Deformities also may develop from sustained abnormal fetal positions ( e-Fig. 23.2 ). Grooves in the calvarium and face may be caused by excessive pressure of an ectopic limb and represent restrictions of the usual active movements of the fetus. Deformities also may arise as a result of pressure from amniotic bands. Depressions due to long-standing fetal position are present at birth and are not associated with edema or hemorrhage.

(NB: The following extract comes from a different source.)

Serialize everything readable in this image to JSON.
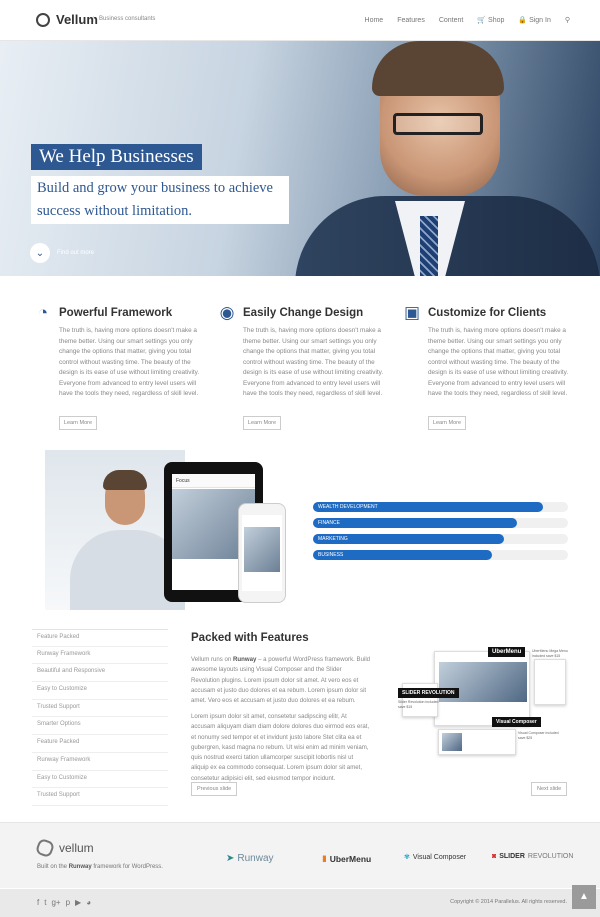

These calvarial depressions are usually visible by direct inspection, but radiographs often are obtained to search for associated fractures. Spontaneous elevation of prenatal depressions during the first year after birth without adverse residual effects have been reported. Acute depressions as a result of the application of forceps, often called “ping-pong ball depressions,” have been elevated by simple tangential digital pressure on opposite sides of the depression and by suction with a vacuum extractor.
Hemorrhage in the neonatal scalp has an increased incidence with difficult or traumatic deliveries. It may occur at three different levels: subcutaneous (caput succedaneum), subaponeurotic (subgaleal), and subperiosteal (cephalhematoma). More superficial bleeds cross suture lines and may extend widely into the face ventrally, onto the neck dorsally, and onto the zygomatic arches and mastoid processes laterally.
Caput succedaneum is a local subcutaneous swelling of the scalp that contains edema and blood and can extend across suture lines ( Fig. 23.3 ). It is usually a result of pressure on the presenting head. The swelling is recognized at birth and disappears after a few days. Local scalp swelling casts a shadow of water density on skull radiographs that disappears without residual bone changes. Rarely, the hemorrhage can be so massive that hypovolemic shock occurs. In such cases, intracranial hemorrhage often is present.
Subgaleal hemorrhages, also known as cephalhematoceles, result from an accumulation of cerebrospinal fluid (CSF) and blood beneath the epicranial aponeurosis caused by the rupture of emissary veins. The abnormal fluid extends across the sutures into a potential space that can develop slowly postdelivery. Clinically, they present as a fluctuant mass and may simulate a cephalhematoma or caput succedaneum. Radiographically, the swellings are usually in the parietal regions and can have associated fractures ( Fig. 23.4 ). Trauma from use of obstetric forceps or vacuum extraction is a common cause of subgaleal hematomas. In older children, a subgaleal hygroma may result from hair-pulling in cases of child abuse or accidental entrapment of long hair in mechanical equipment. A subgaleal hematoma may occur without trauma in patients with coagulation abnormalities.